D’où vient le danger des Objets connectés ?

D’où vient le danger des Objets connectés ?


Le développement des objets connectés s’accélère de plus en plus tandis que la mise en place de moyens de sécurité reste quant à elle beaucoup plus discrète… Tout le monde connaît le récit mythique du cheval de Troie, alors ne sommes-nous pas en train de danser sur ce qui va causer la perte de notre identité à chacun ? Qu’en est-il des normes de sécurité dans le domaine des objets connectés ? Comment pouvons-nous protéger nos données personnelles ?

 

 

Deux étudiants en médecine, ont pointé du doigt les failles que pourraient comporter certains objets connectés, dans des actions spectaculaires : prendre le contrôle d’un Pacemaker à distance ou encore désactiver les freins d’une voiture connectée. Ces actions coups de poing mettent à nu les faiblesses que comportent certains objets connectés face à des hackers malveillants. En effet, c’est précisément là que ce situe le paradoxe des nouvelles technologies qu’utilisent les objets connectés… Car s’ils sont conçus pour nous faciliter le quotidien, ils peuvent au contraire nous faire beaucoup de mal et en particulier à nos données personnelles ! Pour pouvoir se protéger, il faut avant tout comprendre cette technologie et adopter quelques habitudes très utiles.

 

 

Tout objet connecté peut être hacké

Pour comprendre comment une balance connectée peut devenir notre ennemi numéro 1, il faut d’abord comprendre comment cheminent des data (c’est-à-dire les données personnelles qui sont recueillies pendant l’utilisation de l’objet connecté) vous concernant, quels en sont les tenants et les aboutissants et où sont stocké ces données.

Il existe trois principaux canaux par lesquels voyagent nos data : les réseaux Wifi, le Bluetooth et les réseaux cellulaires pour objets connectés (Sigfox et Lora sont deux des principaux acteurs de ces réseaux).

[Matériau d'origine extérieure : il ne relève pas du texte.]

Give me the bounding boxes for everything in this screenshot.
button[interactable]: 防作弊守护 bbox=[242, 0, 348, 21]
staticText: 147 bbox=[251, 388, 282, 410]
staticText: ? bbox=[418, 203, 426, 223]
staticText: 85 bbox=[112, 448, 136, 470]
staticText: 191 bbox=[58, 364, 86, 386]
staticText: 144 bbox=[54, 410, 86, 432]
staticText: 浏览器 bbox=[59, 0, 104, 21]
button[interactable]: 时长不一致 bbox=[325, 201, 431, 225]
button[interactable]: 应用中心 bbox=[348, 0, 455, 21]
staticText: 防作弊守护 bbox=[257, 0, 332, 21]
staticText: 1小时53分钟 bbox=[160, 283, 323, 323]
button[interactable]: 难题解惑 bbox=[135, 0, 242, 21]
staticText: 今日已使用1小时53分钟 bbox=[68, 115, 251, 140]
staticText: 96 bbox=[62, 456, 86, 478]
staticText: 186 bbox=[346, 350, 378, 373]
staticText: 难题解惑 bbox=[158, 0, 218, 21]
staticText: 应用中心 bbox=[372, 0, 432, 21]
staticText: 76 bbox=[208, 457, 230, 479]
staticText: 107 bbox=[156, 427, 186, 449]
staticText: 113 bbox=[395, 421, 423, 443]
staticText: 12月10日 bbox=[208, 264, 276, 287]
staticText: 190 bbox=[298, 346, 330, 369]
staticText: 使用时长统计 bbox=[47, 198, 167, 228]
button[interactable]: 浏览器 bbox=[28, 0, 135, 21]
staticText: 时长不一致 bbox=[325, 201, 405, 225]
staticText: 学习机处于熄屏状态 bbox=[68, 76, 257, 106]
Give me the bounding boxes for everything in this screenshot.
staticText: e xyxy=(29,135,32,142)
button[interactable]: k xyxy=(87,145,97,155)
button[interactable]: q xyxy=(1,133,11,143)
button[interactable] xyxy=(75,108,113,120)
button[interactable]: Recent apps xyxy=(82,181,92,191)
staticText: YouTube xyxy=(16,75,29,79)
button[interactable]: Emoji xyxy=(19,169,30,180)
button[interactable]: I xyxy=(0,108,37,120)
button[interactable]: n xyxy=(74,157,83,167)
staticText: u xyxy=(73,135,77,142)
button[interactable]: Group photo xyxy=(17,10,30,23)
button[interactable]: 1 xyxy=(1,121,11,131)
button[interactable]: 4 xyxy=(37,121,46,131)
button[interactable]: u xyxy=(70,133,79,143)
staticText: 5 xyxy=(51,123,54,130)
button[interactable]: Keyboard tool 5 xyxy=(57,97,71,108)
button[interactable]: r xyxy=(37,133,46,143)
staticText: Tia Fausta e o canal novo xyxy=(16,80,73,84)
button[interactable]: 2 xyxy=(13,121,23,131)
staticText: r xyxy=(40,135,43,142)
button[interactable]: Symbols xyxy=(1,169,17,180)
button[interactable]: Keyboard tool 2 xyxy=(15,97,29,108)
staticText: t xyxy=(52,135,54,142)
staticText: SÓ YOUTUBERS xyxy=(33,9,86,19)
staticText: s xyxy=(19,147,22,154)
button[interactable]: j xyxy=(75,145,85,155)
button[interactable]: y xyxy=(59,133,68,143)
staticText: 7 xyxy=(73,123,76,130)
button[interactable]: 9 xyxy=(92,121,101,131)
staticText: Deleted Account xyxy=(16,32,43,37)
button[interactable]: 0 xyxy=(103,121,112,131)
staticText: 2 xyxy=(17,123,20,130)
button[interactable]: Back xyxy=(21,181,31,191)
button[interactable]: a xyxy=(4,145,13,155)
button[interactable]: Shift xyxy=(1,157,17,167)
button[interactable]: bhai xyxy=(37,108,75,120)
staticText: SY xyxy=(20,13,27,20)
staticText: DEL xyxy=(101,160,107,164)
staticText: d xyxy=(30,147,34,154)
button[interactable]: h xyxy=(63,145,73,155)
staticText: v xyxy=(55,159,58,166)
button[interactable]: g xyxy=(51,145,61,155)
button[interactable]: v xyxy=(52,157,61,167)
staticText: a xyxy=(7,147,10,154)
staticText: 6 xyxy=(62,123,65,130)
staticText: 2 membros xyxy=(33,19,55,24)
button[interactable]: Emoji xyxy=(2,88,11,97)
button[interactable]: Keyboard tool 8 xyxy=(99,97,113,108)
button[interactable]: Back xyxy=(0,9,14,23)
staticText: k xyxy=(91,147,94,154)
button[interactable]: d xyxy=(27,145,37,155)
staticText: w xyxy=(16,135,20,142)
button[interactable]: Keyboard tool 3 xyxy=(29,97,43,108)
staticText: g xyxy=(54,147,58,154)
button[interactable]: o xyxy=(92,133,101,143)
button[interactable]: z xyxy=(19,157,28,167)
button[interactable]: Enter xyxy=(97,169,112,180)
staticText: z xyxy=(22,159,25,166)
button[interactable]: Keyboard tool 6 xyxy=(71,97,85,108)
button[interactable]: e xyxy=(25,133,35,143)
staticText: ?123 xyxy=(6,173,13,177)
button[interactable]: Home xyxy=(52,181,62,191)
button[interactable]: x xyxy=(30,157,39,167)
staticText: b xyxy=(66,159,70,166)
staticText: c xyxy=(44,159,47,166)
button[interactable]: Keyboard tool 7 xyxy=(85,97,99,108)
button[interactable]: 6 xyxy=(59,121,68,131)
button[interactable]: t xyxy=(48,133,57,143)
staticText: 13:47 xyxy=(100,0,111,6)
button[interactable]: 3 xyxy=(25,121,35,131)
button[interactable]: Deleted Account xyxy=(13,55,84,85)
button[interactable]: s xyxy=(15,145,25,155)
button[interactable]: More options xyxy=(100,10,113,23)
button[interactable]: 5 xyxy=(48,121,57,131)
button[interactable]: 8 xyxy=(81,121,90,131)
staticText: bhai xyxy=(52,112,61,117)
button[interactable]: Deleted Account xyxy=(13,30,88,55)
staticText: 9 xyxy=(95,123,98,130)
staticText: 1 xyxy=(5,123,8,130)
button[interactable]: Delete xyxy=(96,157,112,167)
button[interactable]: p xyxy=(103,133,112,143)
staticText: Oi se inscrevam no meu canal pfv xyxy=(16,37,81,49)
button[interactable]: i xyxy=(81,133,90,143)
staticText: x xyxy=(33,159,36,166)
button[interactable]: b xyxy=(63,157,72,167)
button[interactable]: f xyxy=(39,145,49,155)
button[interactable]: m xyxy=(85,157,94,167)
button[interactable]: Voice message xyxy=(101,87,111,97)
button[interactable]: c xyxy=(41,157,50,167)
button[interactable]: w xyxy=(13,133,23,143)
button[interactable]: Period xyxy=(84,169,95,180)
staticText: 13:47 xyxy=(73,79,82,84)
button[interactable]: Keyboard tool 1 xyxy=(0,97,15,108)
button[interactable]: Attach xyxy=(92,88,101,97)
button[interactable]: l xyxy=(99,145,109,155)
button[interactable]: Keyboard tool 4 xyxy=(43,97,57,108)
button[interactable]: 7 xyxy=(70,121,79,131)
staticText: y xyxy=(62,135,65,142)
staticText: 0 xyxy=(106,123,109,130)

Ces données sont ensuite acheminées jusqu’aux serveurs du fabricant ou du développeur de l’application pour ensuite revenir vers vous avant de repartir sur le Cloud… Au milieu de tous ces voyages, il devient très facile de voler ou de prendre le contrôle de vos objets, surtout si vous passez par un réseau public.

 

 
Le hackage est une menace très sérieuse à prendre en compte

En 2015, on a constaté une augmentation de 50 % de la cyber-criminalité en France ! Les concepteurs et développeurs d’objets connectés nous parlent sans cesse de nouveautés incroyables et parfaites pourtant comment celles-ci sont-elles sécurisés ? Est-ce que les différents fournisseurs appliquent ou suivent des normes ou une réglementation officielle pour sécuriser le matériel de fabrication ? Il semble qu’il n’y ai pas encore de législation officielle qui soit mise en place, même si la CNIL (Commission Nationale de l’Informatique et des libertés) s’est dernièrement attelé au sujet lors du Forum International de la cyber-sécurité.

 

 

Sécurité des objets connectés
C’est lors des voyages des data que celles-ci sont les plus vulnérables.

Mais le problème reste entier tant que les données qui voyagent ne seront pas cryptées… Ces données personnelles récoltés par les objets connectées peuvent avoir un intérêt économique pour certaines sociétés.

Ainsi, votre balance connectée peut en dire long sur vos habitudes alimentaires, votre traqueur de sommeil connecté peut donner, lui aussi, de précieuses informations sur vos habitudes de vie quotidienne. Ces données qui peuvent se monnayer très cher favorisent le profilage ciblé pour les publicités notamment et vous enlever petit à petit la liberté d’acheter ce qui vous plaît et non pas ce que l’on vous a suggéré. Le reste des data qui vous concerne, comme vos données bancaires ne sont, également, pas à l’abri d’un hackeur qui chercherait à vous voler de l’argent sans toucher à votre porte-monnaie !

 

 

Optimisez la sécurité de vos objets connectés

Face aux deux risques majeurs de la reprise malveillante de vos données personnelles : l’utilisation commerciale et le piratage des donnés personnelles, vous pouvez adopter quelques gestes simples pour augmenter la sécurité de vos data. Si les objets connectés s’avèrent être dans de nombreux cas, un formidable assistant dans la vie quotidienne pour surveiller votre alimentation, votre sommeil, … Au contraire, s’ils sont mal connus ou utilisés d’une mauvaise manière, ils peuvent devenir très dangereux pour le particulier. Vous ne devez pas oublier qu’il est essentiel de comprendre comment fonctionnent ces technologies pour en profiter au maximum sans crainte.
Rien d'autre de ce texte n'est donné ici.